Check the kind of authentication in use on the ASP.NET web site, and the impersonation settings in the web.config file for that site. The chances are, the ASP.NET code is running under an account that isn't allowed to create named pipes on your machine.

You might be able to fix it by granting more permissions to the account in use by the ASP.NET app, or by configuring that web app to use a different (more-highly-privileged) account. Having said that, do you really want remote visitors to your web site to be able to create named pipes? I won't lecture you, I presume you've thought about that.

The most approachable, and thorough, description of SECURITY_ATTRIBUTES I've ever seen is in this book by Keith Brown... http://www.amazon.co.uk/gp/product/0201604426.

Martin
Oh, feel free to lecture. For clarification, the web service is not creating the pipe, but calling a dll function that opens the pipe already created by the windows service. I assumed that would be safe?
Patrick
+1  A: 

The default ACL for named pipes (what you get with a null security descriptor) grants write access only to LocalSystem, Administrators, and the pipe's owner/creator. Unless your web application is running under one of those accounts (which by default it would not be) you won't be able to get write access. (I'm assuming you're asking for read/write.)
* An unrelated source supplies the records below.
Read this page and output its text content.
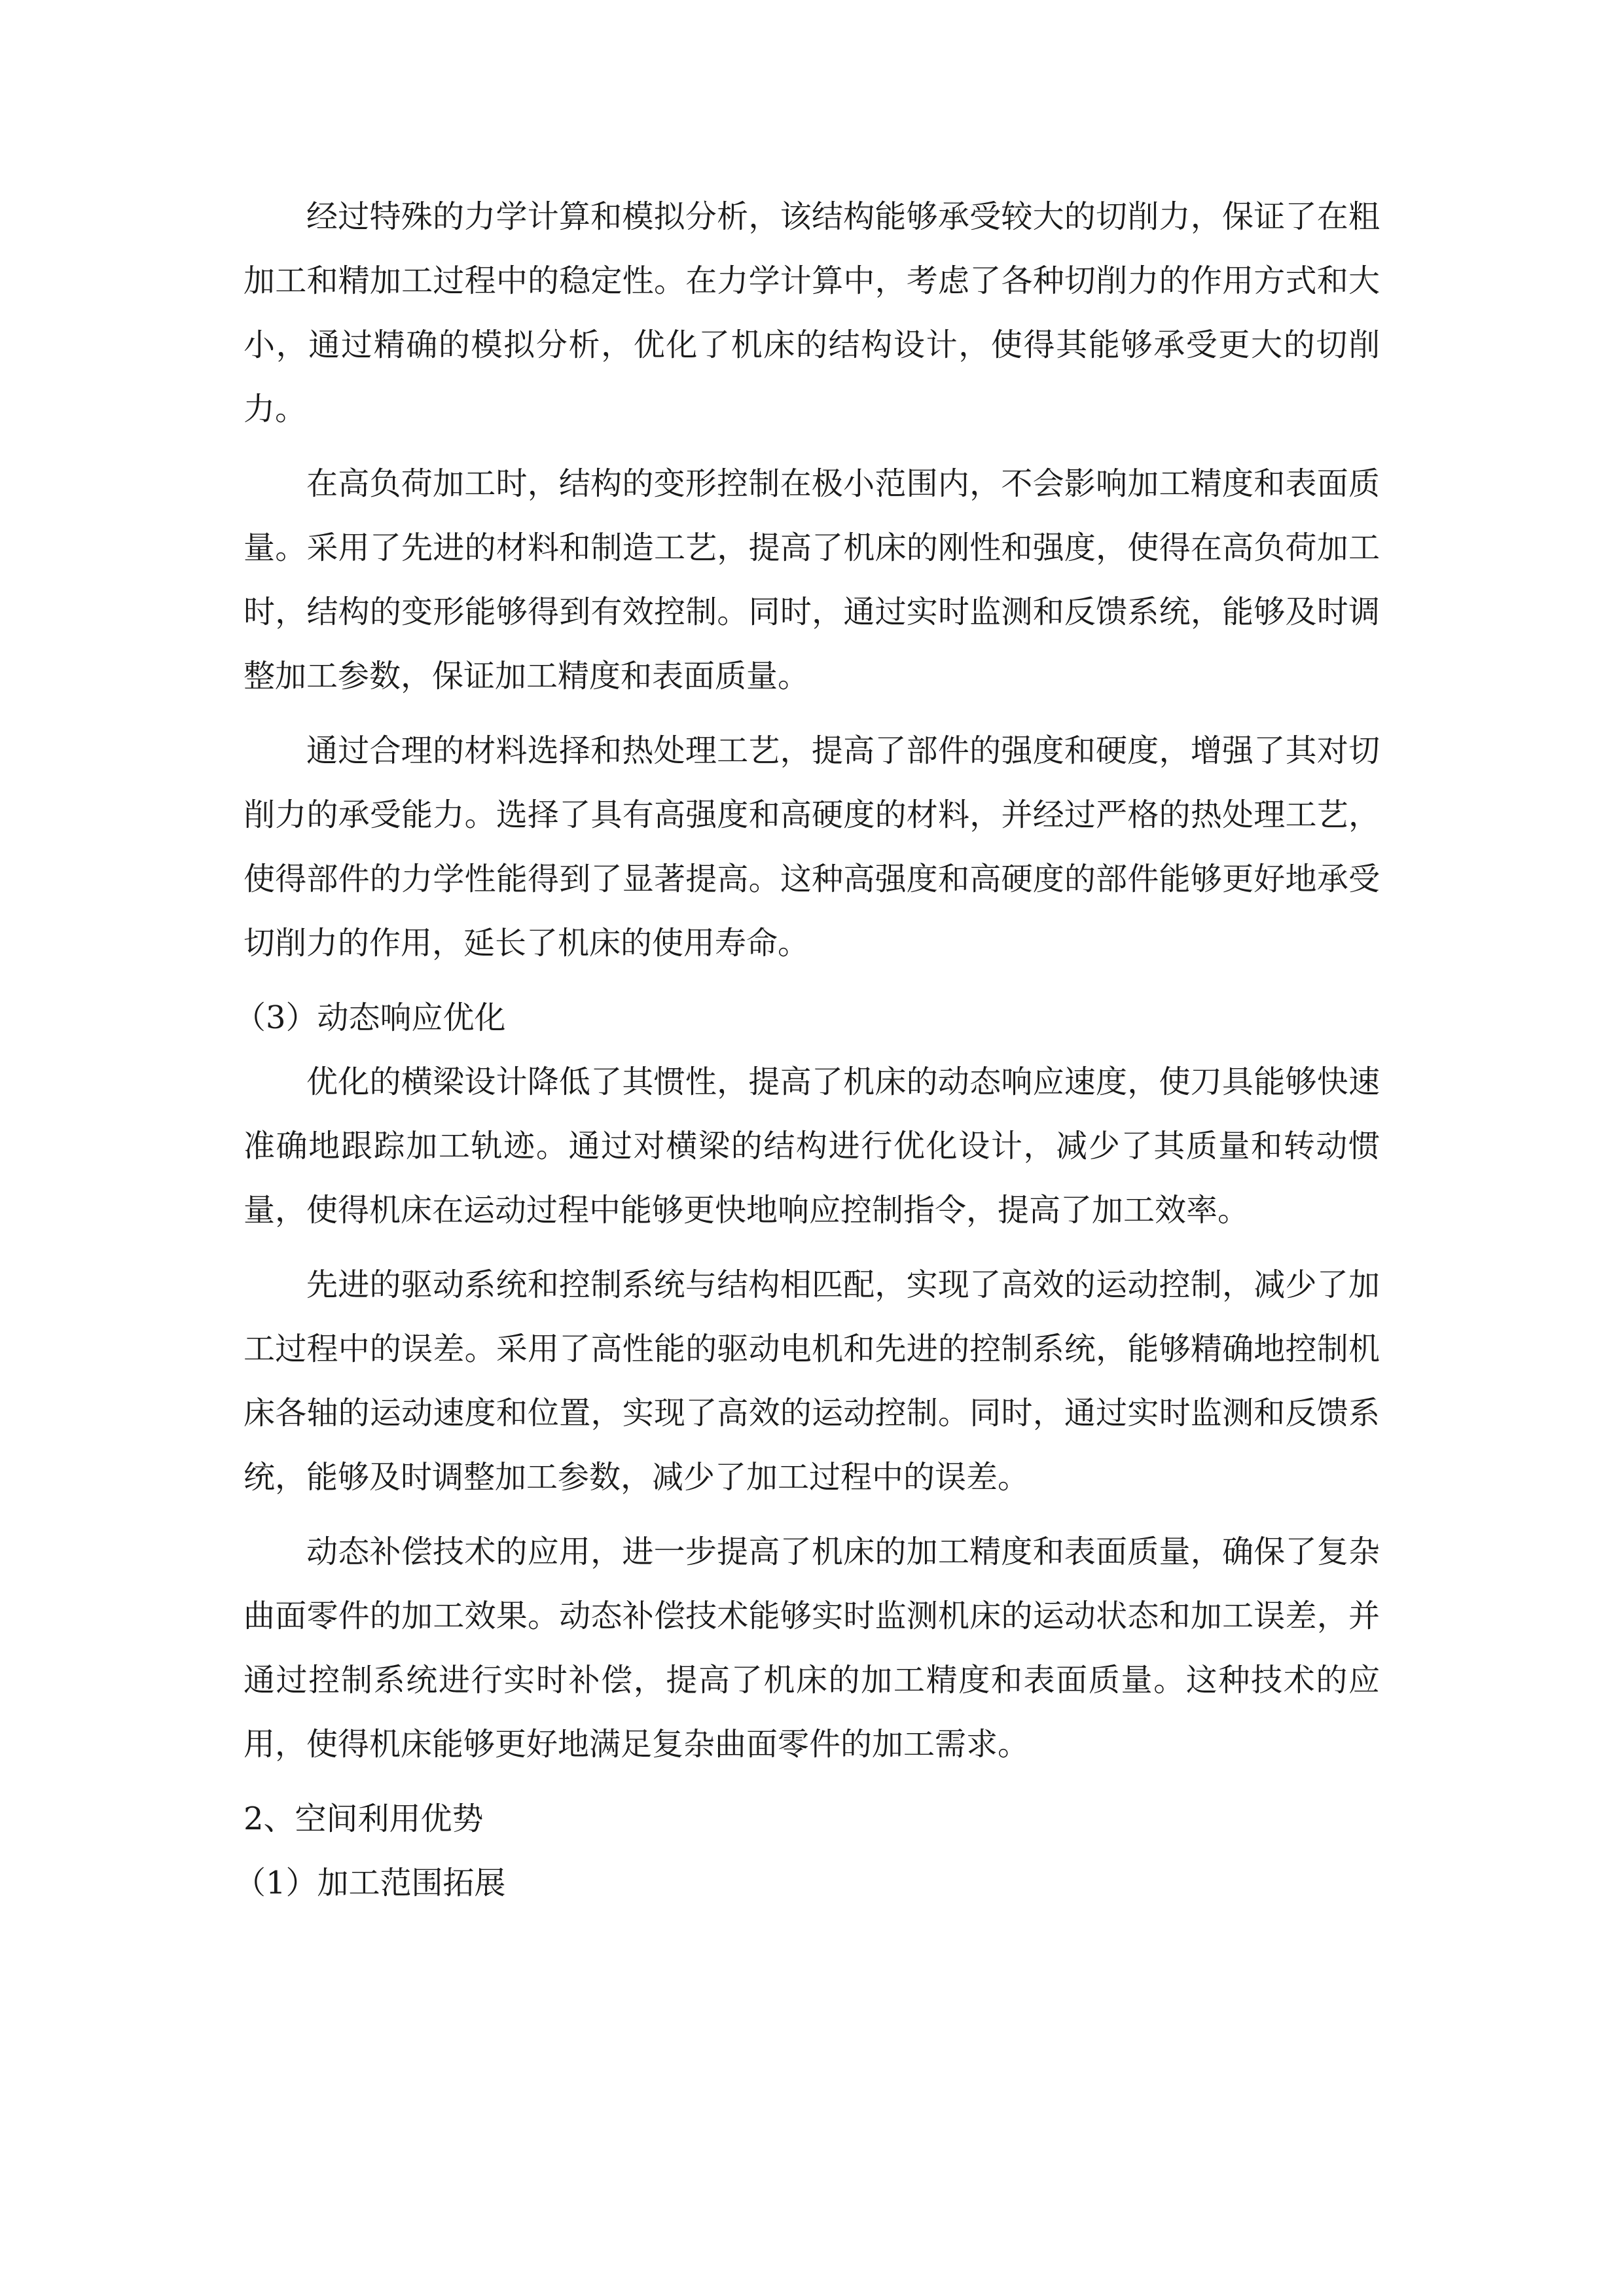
经过特殊的力学计算和模拟分析，该结构能够承受较大的切削力，保证了在粗加工和精加工过程中的稳定性。在力学计算中，考虑了各种切削力的作用方式和大小，通过精确的模拟分析，优化了机床的结构设计，使得其能够承受更大的切削力。

在高负荷加工时，结构的变形控制在极小范围内，不会影响加工精度和表面质量。采用了先进的材料和制造工艺，提高了机床的刚性和强度，使得在高负荷加工时，结构的变形能够得到有效控制。同时，通过实时监测和反馈系统，能够及时调整加工参数，保证加工精度和表面质量。

通过合理的材料选择和热处理工艺，提高了部件的强度和硬度，增强了其对切削力的承受能力。选择了具有高强度和高硬度的材料，并经过严格的热处理工艺，使得部件的力学性能得到了显著提高。这种高强度和高硬度的部件能够更好地承受切削力的作用，延长了机床的使用寿命。

（3）动态响应优化

优化的横梁设计降低了其惯性，提高了机床的动态响应速度，使刀具能够快速准确地跟踪加工轨迹。通过对横梁的结构进行优化设计，减少了其质量和转动惯量，使得机床在运动过程中能够更快地响应控制指令，提高了加工效率。

先进的驱动系统和控制系统与结构相匹配，实现了高效的运动控制，减少了加工过程中的误差。采用了高性能的驱动电机和先进的控制系统，能够精确地控制机床各轴的运动速度和位置，实现了高效的运动控制。同时，通过实时监测和反馈系统，能够及时调整加工参数，减少了加工过程中的误差。

动态补偿技术的应用，进一步提高了机床的加工精度和表面质量，确保了复杂曲面零件的加工效果。动态补偿技术能够实时监测机床的运动状态和加工误差，并通过控制系统进行实时补偿，提高了机床的加工精度和表面质量。这种技术的应用，使得机床能够更好地满足复杂曲面零件的加工需求。

2、空间利用优势

（1）加工范围拓展
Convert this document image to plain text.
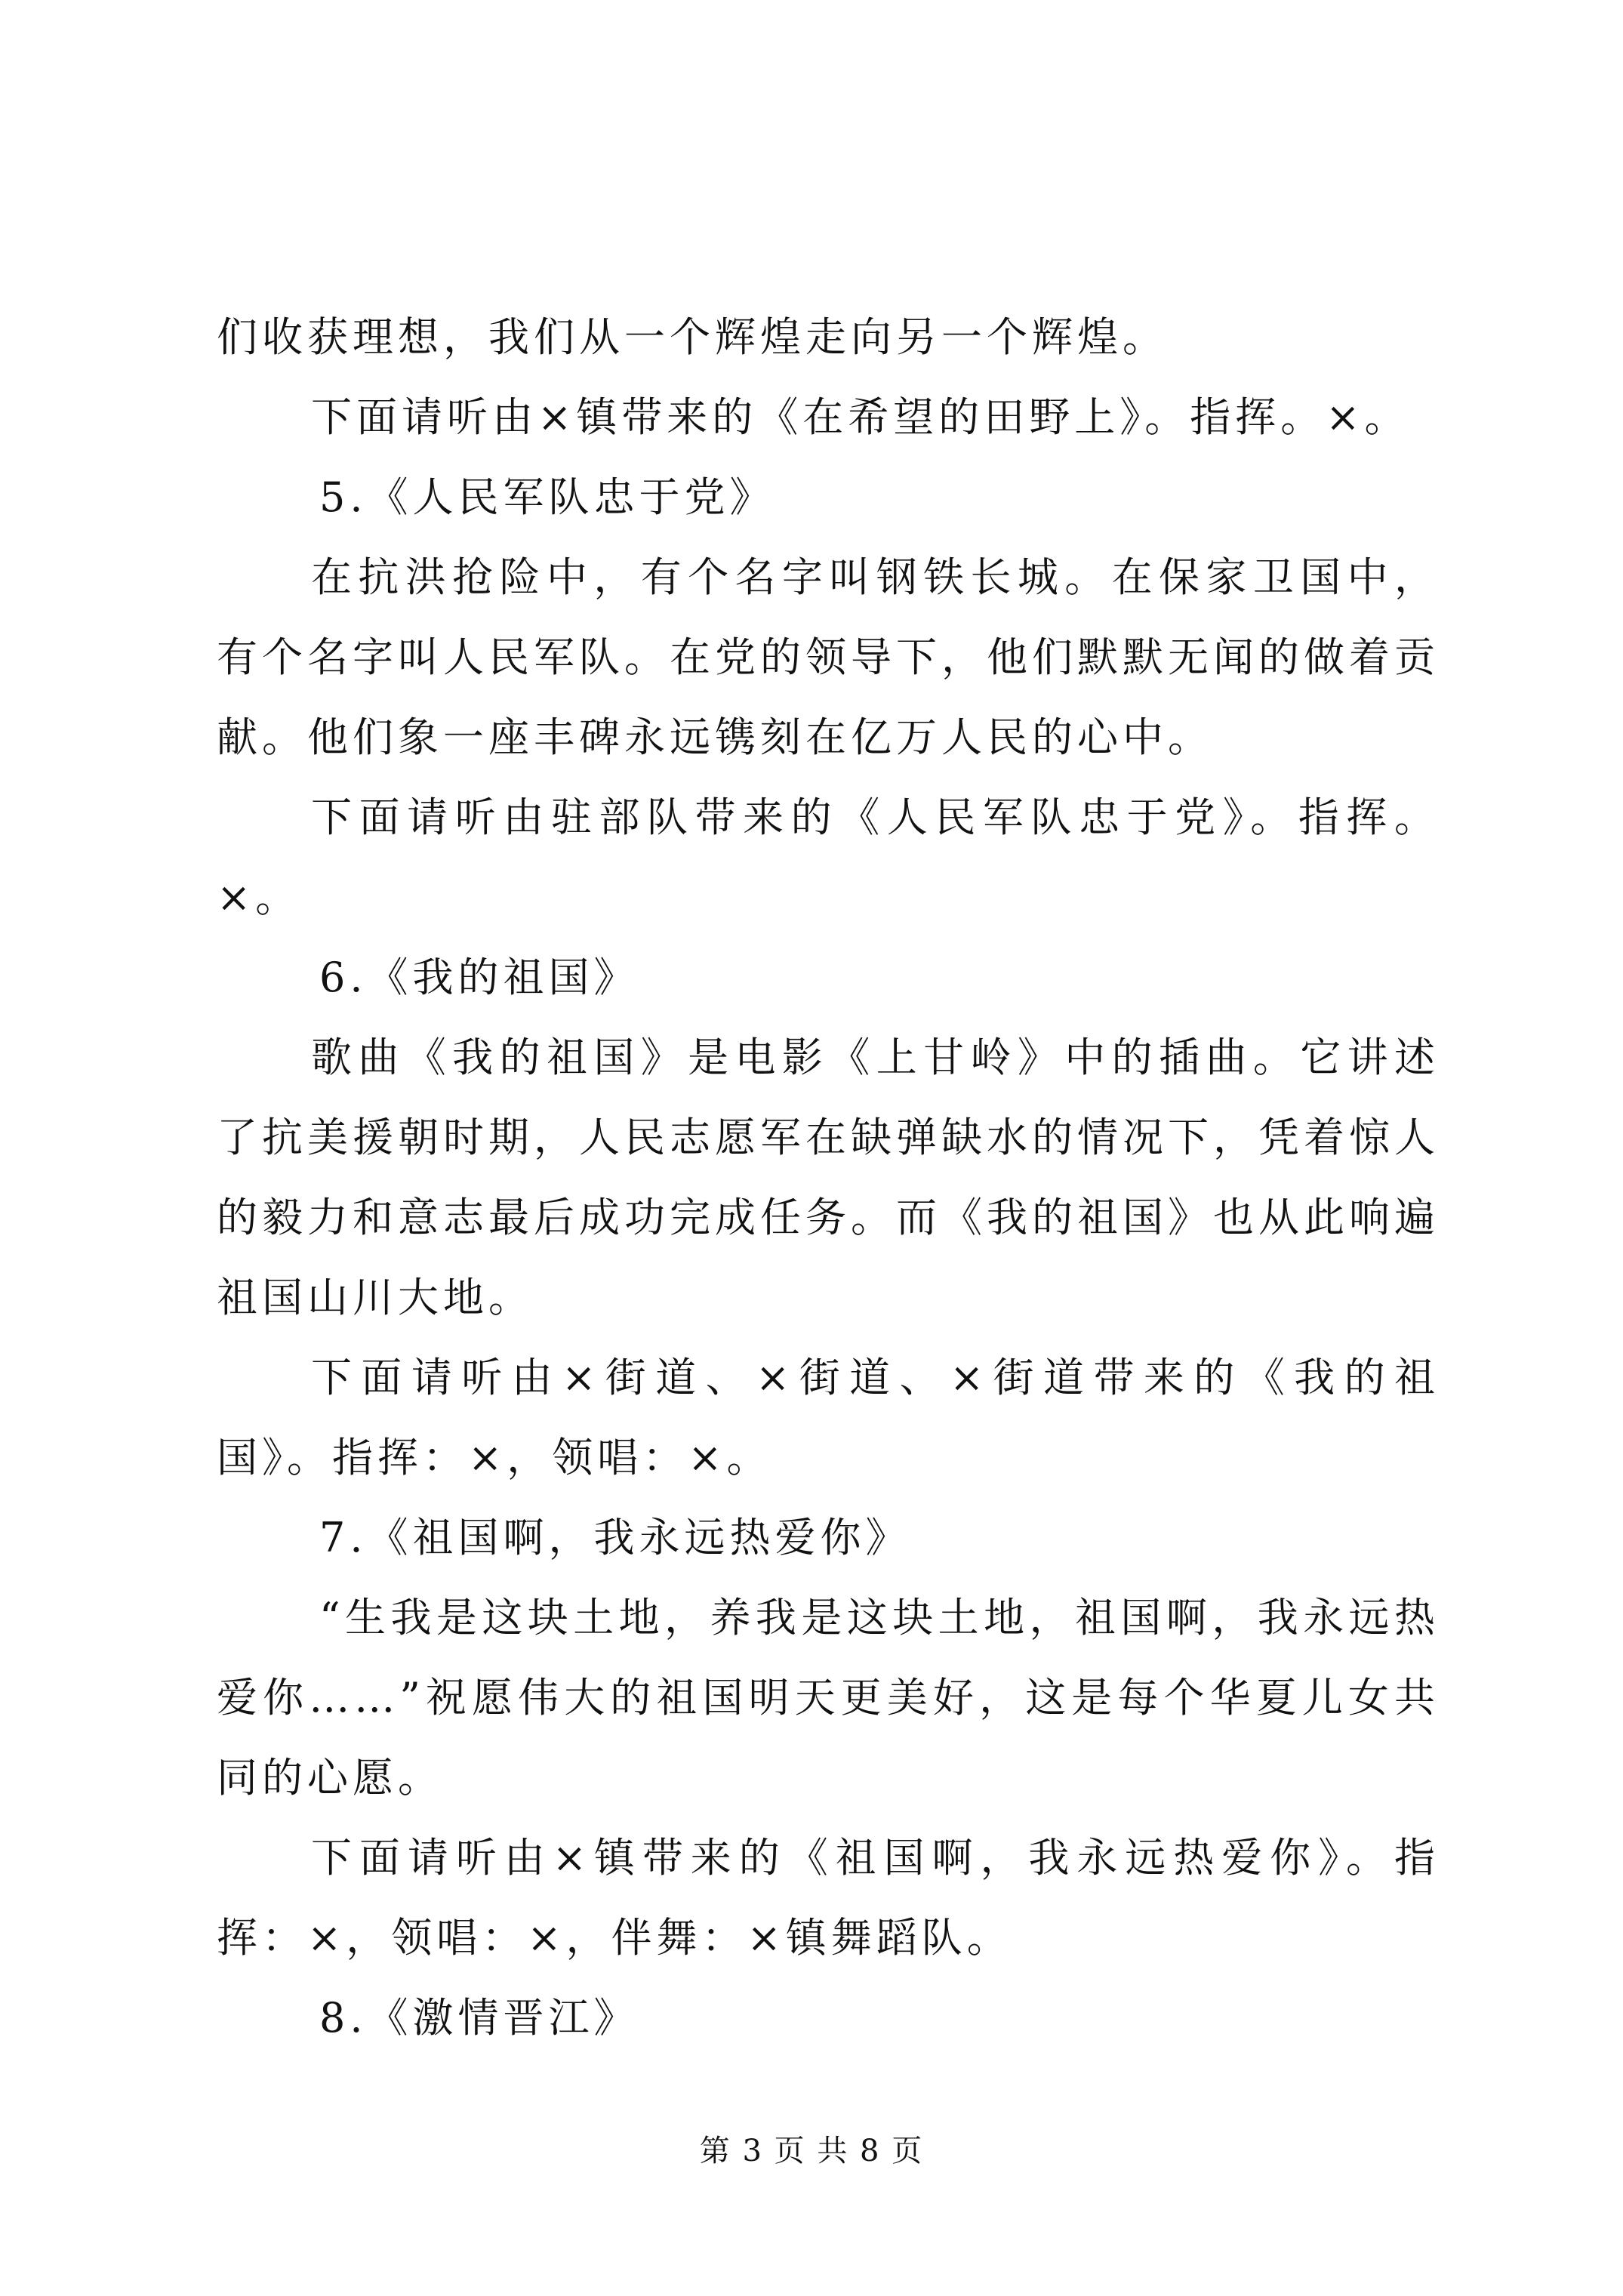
们收获理想，我们从一个辉煌走向另一个辉煌。

下面请听由×镇带来的《在希望的田野上》。指挥。×。

5.《人民军队忠于党》

在抗洪抢险中，有个名字叫钢铁长城。在保家卫国中，有个名字叫人民军队。在党的领导下，他们默默无闻的做着贡献。他们象一座丰碑永远镌刻在亿万人民的心中。

下面请听由驻部队带来的《人民军队忠于党》。指挥。×。

6.《我的祖国》

歌曲《我的祖国》是电影《上甘岭》中的插曲。它讲述了抗美援朝时期，人民志愿军在缺弹缺水的情况下，凭着惊人的毅力和意志最后成功完成任务。而《我的祖国》也从此响遍祖国山川大地。

下面请听由×街道、×街道、×街道带来的《我的祖国》。指挥：×，领唱：×。

7.《祖国啊，我永远热爱你》

“生我是这块土地，养我是这块土地，祖国啊，我永远热爱你……”祝愿伟大的祖国明天更美好，这是每个华夏儿女共同的心愿。

下面请听由×镇带来的《祖国啊，我永远热爱你》。指挥：×，领唱：×，伴舞：×镇舞蹈队。

8.《激情晋江》

第 3 页 共 8 页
There are a couple of options...

  1. Have the web application run under the same account as the service that created the pipe.

  2. Configure the web application to use impersonation, either by specifying a specific user with write access in web.config, or by setting it to use the user passed in by IIS (and accessing the application from a user account with write access).

  3. Manually impersonate a user with write access for the duration of the pipe access (e.g., with WindowsIdentity.Impersonate).

  4. Use a non-default security descriptor on the pipe that grants write access to Everyone (or the specific account running the application, although that would be more complicated to set up).

There's an example of creating a simple security descriptor here; you should be able to modify it to suit your needs.

Eric Rosenberger
A: 

Adding the line:

< identity impersonate="true"/>

to the < system.web> section of the web.config file allowed access to the pipe. I wouldn't advise others to use this as I'm not sure of the security implications but it suits our requirements for now.

Thanks to both Eric and Martin for giving me pointers in the right direction.